Sequential series of the mesencephalic aqueduct (A–C) and the craniocervical junction (D–F) time-spatial inversion pulse images of a 2.8-kg, 9-year-old Yorkshire Terrier dog. On each panel, blue and red lines indicate the rostral and caudal edges of the tagged area (tag). (A) Roman numbers indicate the observation points of cerebrospinal fluid (CSF) flow on the mesencephalic aqueduct (MA) time-spatial labeling inversion pulse (time-SLIP) images [I: third ventricle, II: subarachnoid space (SAS) ventral to the frontal lobe of the cerebrum, III: MA, IV: ventral brainstem SAS]. The CSF inside the tag is shown as hyperintensity (white), while those outside the tag (non-tagged area) are shown as hypointense (black). (B, C) CSF outside the tag (indicated by white arrows) is shown as white, compared to A, which indicates that the tagged CSF flows out of the tag during inversion time (TI) (flow-out).

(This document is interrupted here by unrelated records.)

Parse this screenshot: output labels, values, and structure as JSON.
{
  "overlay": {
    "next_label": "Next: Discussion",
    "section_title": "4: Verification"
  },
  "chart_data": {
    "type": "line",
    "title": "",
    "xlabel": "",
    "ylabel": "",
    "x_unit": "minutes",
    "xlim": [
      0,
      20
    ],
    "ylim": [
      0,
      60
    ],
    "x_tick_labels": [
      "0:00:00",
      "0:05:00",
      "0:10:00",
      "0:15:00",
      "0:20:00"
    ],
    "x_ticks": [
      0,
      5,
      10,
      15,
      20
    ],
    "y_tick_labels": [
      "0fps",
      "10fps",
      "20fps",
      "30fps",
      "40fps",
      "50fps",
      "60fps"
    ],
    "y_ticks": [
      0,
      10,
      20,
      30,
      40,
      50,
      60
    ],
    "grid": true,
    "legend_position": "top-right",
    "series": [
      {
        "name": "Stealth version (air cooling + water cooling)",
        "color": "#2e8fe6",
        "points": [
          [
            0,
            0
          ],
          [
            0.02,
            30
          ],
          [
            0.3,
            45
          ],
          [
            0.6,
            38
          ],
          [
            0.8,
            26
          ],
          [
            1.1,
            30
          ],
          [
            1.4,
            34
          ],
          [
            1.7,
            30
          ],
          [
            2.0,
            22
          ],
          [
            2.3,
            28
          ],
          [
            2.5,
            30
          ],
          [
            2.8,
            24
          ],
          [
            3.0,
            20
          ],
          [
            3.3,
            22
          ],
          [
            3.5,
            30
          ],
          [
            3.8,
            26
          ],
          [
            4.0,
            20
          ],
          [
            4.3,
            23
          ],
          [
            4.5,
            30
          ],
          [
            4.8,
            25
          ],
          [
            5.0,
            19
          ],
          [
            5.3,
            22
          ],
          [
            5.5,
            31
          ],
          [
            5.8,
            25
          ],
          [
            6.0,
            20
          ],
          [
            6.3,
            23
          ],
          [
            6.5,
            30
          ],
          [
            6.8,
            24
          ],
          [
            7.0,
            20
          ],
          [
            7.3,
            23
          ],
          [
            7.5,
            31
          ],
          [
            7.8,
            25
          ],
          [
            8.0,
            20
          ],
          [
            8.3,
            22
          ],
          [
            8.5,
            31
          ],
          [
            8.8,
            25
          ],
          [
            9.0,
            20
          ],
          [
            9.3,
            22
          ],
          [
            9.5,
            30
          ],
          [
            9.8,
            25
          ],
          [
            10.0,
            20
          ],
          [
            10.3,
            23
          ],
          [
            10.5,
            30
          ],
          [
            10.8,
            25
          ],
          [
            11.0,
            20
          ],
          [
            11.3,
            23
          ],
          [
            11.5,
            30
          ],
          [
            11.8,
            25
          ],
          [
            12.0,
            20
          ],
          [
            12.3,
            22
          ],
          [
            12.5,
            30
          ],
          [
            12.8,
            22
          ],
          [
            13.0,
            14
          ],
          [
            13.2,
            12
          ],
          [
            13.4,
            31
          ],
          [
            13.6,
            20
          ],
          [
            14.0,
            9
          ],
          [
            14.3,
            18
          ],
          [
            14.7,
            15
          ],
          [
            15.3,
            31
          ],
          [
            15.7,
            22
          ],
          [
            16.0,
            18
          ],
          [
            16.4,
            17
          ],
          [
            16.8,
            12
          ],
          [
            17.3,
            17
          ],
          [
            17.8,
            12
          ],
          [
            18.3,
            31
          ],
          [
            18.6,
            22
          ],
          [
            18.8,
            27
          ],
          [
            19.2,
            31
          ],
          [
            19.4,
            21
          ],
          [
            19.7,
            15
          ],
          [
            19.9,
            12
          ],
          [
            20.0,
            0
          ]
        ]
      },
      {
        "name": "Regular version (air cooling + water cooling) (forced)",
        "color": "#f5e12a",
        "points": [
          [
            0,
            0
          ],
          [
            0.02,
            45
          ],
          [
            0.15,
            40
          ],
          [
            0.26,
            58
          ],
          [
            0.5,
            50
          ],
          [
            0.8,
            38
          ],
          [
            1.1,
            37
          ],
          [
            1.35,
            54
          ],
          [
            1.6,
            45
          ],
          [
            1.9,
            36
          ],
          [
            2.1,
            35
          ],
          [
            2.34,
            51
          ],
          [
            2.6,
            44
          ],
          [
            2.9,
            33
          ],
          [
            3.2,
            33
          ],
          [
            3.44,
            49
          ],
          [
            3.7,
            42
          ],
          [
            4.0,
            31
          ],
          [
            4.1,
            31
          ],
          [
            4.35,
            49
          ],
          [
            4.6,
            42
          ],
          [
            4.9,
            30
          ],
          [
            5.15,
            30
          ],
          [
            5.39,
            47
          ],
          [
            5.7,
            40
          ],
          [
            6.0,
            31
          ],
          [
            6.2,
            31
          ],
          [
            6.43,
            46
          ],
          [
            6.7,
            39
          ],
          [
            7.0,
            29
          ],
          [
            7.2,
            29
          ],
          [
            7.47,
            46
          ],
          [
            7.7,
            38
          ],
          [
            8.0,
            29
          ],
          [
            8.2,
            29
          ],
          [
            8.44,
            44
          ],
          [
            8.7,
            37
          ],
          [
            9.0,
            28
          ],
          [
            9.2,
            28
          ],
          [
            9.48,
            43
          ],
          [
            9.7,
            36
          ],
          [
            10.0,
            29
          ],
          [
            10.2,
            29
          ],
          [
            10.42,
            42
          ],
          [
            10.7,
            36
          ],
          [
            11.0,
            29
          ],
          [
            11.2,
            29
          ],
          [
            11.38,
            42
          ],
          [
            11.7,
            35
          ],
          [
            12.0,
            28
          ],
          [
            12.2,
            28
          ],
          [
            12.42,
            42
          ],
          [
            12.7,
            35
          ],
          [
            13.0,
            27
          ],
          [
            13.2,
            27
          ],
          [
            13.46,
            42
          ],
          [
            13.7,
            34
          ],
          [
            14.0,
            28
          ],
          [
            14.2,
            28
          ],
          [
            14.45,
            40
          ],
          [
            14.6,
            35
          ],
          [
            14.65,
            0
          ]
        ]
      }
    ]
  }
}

The CSF inside the tag (indicated by black arrows) is shown in black compared to A, indicating that non-tagged CSF flows into the tag during TI (flow-in). The signals of the CSF in the remaining observation points do not change compared to A, indicating that the CSF in these areas does not flow during TI. (D) Roman numbers indicate the observation points of CSF flow on the craniocervical junction time-SLIP images [V: fourth ventricle, VI: ventral brainstem SAS, VII: dorsal cervical SAS, VIII: ventral cervical SAS]. (E, F) White or black arrows indicate flow-out or flow-in CSF flow, as (B, C), respectively.

Fig. 4.

Mean (A), maximum (B), and minimum (C) flow distance of cerebrospinal fluid on time-spatial labeling inversion pulse images. The mean and maximum flow distances were significantly greater in the SP/OP group than those in the SA/OP group. The maximum flow distance was significantly greater in the Sa/OP group than that in the SA/OP group. The flow was subjectively assessed as absent due to agreement of the evaluations among reviewers, while flow was objectively assessed as present in the SA/OP group; the flow was subjectively assessed as absent due to disagreement of evaluations among reviewers, while flow was objectively assessed as present in the Sa/OP group; and the flow was subjectively and objectively assessed as present in the SP/OP group. *: P<0.05, **: P<0.01.